British Journal of Surgery

PubMedID: 3359149

Christopoulos D, Nicolaides AN, Szendro G. Venous reflux: quantification and correlation with the clinical severity of chronic venous disease. Br J Surg. 1988;75(4):352-6.
Air-plethysmography has been used to measure, in ml and in ml 100 ml-1 of tissue, the blood volume that filled the leg veins on changing posture from the recumbent position to standing. The venous filling index (VFI) (average filling range) was measured in ml s-1 and in ml 100 ml-1 min-1. We studied 24 normal legs (N), 21 with primary varicose veins without chronic swelling, skin changes (liposclerosis, eczema, pigmentation) or ulceration (PVV) and 59 with chronic swelling and/or skin changes and/or ulceration; of these 59 legs, 31 had primary varicose veins (PVV/S) and 28 had popliteal reflux (PR). The classification was done according to clinical examination, Duplex scanning, ambulatory venous pressure measurements and venography.

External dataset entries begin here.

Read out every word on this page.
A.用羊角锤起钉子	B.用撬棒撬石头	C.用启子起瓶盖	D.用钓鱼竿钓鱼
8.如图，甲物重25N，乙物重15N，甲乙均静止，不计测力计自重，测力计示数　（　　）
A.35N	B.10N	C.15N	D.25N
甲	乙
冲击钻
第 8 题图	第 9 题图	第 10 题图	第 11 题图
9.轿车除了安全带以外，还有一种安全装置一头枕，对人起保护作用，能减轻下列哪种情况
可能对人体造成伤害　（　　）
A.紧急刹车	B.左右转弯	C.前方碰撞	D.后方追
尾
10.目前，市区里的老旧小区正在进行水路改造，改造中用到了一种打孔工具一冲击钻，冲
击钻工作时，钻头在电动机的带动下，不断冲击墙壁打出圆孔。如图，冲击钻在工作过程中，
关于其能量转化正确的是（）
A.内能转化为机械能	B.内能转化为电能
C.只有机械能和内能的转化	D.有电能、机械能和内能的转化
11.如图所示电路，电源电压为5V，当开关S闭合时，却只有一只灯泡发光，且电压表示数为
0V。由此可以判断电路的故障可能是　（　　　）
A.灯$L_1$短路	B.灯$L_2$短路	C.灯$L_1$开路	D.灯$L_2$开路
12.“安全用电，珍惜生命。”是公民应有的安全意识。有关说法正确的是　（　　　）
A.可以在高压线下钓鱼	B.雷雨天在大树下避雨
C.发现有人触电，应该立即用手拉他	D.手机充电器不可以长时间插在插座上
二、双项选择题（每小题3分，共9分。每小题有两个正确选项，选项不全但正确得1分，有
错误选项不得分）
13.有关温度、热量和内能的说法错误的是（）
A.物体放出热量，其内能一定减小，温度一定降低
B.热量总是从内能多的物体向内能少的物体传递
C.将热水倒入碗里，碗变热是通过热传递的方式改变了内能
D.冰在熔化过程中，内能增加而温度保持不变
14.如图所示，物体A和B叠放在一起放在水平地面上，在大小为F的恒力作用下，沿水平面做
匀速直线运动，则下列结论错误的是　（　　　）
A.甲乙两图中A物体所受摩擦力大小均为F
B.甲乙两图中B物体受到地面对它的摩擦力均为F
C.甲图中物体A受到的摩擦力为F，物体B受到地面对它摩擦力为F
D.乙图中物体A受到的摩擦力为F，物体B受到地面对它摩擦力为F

There was an increased incidence of sequelae with increasing values of VFI. The incidence of these sequelae was irrespective of whether reflux was in the deep or in the superficial veins. VFI is a practical non-invasive measurement of reflux. It should be used to study the effect of therapy and particularly to evaluate new reconstructive procedures designed to abolish reflux in the deep veins.